Również 19 października na trasie S8 20-latka kierująca oplem nie dostosowała prędkości do warunków na drodze i wjechała w barierki energochłonne. Trafiła do szpitala. Ostatecznie skończyło się tylko na lekkich obrażeniach. Za spowodowanie zdarzenia została ukarana mandatem w wysokości 1500 zł.
- Znowu zderzenie przy Zgorzelickiej
20 października około godz. 15.30 doszło do kolizji u zbiegu al. Piłsudskiego i ul. Zgorzelickiej. Kierowca citroëna nie ustąpił pierwszeństwa przejazdu i doprowadził do zderzenia z innym pojazdem (mandat 1500 zł). Do zdarzenia drogowego w tym miejscu dochodzi średnio co dwa tygodnie. W ścisłym centrum miasta (na przecznicach al. Piłsudskiego) potrzeba zmiany organizacji ruchu, która poprawi bezpieczeństwo.

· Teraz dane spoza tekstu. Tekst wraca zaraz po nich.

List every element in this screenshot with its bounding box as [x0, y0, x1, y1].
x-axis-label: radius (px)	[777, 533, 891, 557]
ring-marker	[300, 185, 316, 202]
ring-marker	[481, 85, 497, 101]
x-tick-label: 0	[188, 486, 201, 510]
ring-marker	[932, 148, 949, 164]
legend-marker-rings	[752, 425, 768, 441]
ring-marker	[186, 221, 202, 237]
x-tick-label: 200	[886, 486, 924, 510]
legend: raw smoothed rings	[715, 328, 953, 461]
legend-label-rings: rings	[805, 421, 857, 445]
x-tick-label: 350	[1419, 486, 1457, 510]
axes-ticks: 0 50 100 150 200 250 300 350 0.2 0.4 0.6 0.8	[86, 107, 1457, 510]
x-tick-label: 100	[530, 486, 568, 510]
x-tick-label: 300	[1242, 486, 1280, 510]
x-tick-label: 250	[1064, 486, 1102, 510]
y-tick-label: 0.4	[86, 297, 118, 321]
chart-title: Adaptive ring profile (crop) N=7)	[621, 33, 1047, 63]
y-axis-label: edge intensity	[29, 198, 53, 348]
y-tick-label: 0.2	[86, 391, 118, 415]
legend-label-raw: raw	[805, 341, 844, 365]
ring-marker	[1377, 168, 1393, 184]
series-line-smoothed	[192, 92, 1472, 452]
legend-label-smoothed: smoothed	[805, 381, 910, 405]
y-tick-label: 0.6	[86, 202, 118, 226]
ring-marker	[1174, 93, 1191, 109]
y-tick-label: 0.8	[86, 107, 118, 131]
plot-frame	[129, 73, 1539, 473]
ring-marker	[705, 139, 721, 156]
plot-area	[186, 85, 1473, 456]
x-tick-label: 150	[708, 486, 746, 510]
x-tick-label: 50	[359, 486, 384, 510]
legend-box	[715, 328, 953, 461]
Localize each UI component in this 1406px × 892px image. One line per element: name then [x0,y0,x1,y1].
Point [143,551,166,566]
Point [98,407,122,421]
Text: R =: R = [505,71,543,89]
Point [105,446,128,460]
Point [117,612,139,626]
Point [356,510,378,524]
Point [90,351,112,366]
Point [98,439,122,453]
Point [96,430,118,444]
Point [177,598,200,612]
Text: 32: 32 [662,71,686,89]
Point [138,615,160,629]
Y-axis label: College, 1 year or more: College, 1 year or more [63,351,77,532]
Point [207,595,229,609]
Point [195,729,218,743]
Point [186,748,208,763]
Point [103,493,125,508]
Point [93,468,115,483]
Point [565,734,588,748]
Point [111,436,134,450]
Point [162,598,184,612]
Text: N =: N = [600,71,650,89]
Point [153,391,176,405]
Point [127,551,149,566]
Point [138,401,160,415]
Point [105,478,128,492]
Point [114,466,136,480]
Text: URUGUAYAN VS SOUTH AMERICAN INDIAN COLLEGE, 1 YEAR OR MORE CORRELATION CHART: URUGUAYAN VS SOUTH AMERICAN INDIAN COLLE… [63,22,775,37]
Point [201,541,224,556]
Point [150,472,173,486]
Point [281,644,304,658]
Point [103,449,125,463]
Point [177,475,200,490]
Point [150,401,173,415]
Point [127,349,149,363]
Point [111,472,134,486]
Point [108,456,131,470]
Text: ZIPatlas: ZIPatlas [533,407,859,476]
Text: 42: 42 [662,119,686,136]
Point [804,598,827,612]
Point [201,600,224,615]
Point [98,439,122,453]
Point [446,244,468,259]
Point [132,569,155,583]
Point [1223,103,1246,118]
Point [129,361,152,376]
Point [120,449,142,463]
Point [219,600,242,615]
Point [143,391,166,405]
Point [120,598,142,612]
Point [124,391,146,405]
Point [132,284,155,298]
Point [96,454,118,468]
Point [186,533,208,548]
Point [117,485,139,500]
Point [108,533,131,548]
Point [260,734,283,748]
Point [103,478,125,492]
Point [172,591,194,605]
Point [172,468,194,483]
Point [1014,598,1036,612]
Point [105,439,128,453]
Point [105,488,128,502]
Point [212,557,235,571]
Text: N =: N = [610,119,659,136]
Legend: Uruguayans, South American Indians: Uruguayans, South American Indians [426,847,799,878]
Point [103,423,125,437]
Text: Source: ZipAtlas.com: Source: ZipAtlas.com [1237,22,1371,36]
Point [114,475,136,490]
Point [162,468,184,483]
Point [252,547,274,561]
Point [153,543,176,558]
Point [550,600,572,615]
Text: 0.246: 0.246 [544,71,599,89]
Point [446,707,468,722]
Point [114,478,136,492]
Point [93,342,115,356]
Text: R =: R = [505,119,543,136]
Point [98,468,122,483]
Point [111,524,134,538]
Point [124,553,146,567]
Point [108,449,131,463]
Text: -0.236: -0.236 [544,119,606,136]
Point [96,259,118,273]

21 października na ul. Klasztornej w Inowłodzu zderzyły się dwa pojazdy renault (typu bus). Sprawcą był 48-letni letni mężczyzna, który nie zachował bezpiecznej odległości (mandat 1100 zł). Tego samego dnia na skrzyżowaniu ulic Dąbrowskiej i Zielonej 81-letni kierowca kii doprowadził do zderzenia z bmw (mandat 1020 zł).
22 października na ul. Mościckiego 38-letni kierowca opla nie zachował bezpiecznej odległości i wjechał w tył mitsubishi (mandat 1100 zł).